Ciò che sorprende è l’assenza di una indignazione generale per le uscite di De Luca così poco istituzionale: nessuno iscritto al Pd protesta nonostante le picconate quotidianamente di un membro del suo stesso partito. C’è chi si sta sfregando le mani e ridacchia nei segreti conciliaboli delle chat per aver fatto saltare i nervi all’ex sindaco sceriffo ormai considerato un ‘bollito politico’. La guerra è psicologica, la strategia punta a disarticolare il suo ‘sistema di potere’: offrire un’opportunità di emancipazione e protagonismo politico alle anonime seconde, terze e quarte fila che da anni attorniano il governatore.
Non è passata inosservata, infatti, il colpo di fioretto di Mario Casillo, potente capogruppo del Pd in Consiglio regionale e recordman di preferenze con 42mila voti nelle ultime elezioni del 2020, che ha detto: “La ricandidatura va legata ai risultati in Regione, non alla persona. Se i trasporti non migliorano, difficile che uno si faccia il terzo mandato”. Un avvertimento a De Luca che conserva per sé, unico presidente di Regione, la delega alla Sanità, ai Trasporti e alla Cultura. È chiaro che il ‘nuovo corso’ solo apparentemente vuole combattere i cacicchi, i signori delle tessere, i sultani, i capibastone, i figli di, ritenuti l’architrave del potere deluchiano, in realtà vuole lanciare un’Opa su quel capitale di voti. Le elezioni europee sono alle porte e la Campania potrebbe essere determinante per lo stesso futuro della segretaria Schlein.
Si vota con il proporzionale e serve una macchina del consenso collaudata. Alle ultime elezioni a Napoli, ad esempio, l’entourage del governatore ha presentato quattro liste, che hanno preso circa il 17 per cento. Il Pd si è fermato al 12. De Luca prende voti per sé e per la sua famiglia e non trasforma mai il consenso personale in un consenso al suo partito. Lo sciame sismico provocato dalle dichiarazioni di De Luca è un chiaro messaggio ai vertici del Pd: “Non accetto ricatti moralistici, né imposizioni e neppure guerre di logoramento, esigo rispetto”. In trent’anni di governo si sono alternati tanti segretari, reggenti. Tutti passati, lui è rimasto.
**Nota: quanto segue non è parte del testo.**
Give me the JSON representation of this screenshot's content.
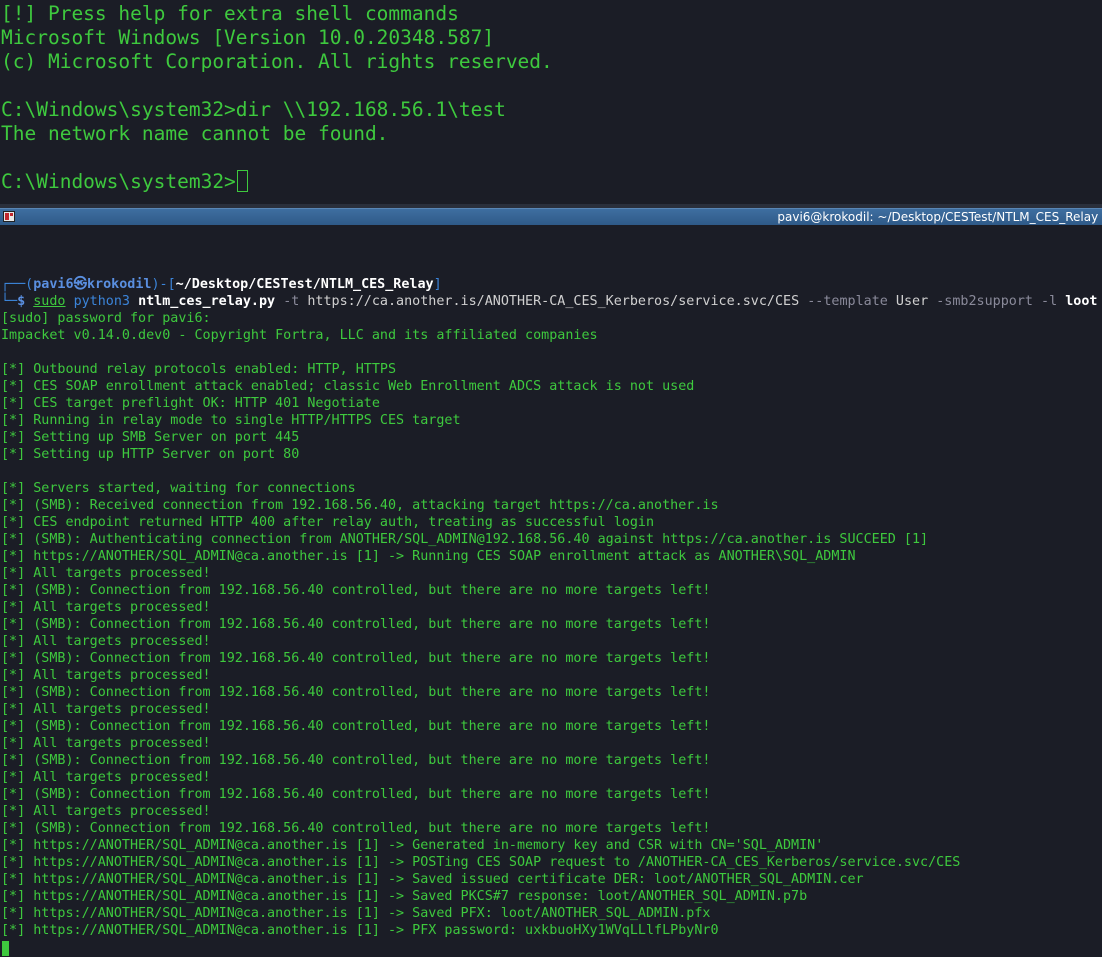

Anche se De Luca aveva scelto di sostenere Stefano Bonaccini alla primarie del Pd, trovarsi adesso la Schlein potrebbe essere un’occasione politica da sfruttare. Da pragmatico è consapevole che la segretaria e il suo gruppo dirigente esprime una leadership debole. Per ora De Luca resta nel perimetro del Partito Democratico ma si avvia a un’eventuale sfida autonoma. Nel frattempo ha già annunciato di voler girare l’Italia per raccontare il suo Sud scomparso dall’agenda politica del governo e, ammesso che ci sia, del Pd.
L’impressione è che De Luca da tempo abbia indossato l’elmetto e tenendo stretto tra le mani il suo libro Nonostante il Pd in uscita per Piemme il 24 ottobre sia pronto a dare battaglia: nel mirino il suo stesso partito o ex. Un saggio che già dall’incipit si annuncia esplosivo: “Al Pd parlo con il linguaggio mio, non con le parole figlie del parassitismo, delle cooptazioni, e delle miserie personali, non essendo io debitore di nulla a nessuno; anzi, avendo fatto quello che ho fatto, non grazie al partito (quale che ne fosse il nome), ma nonostante il partito, da sempre”. Appunto!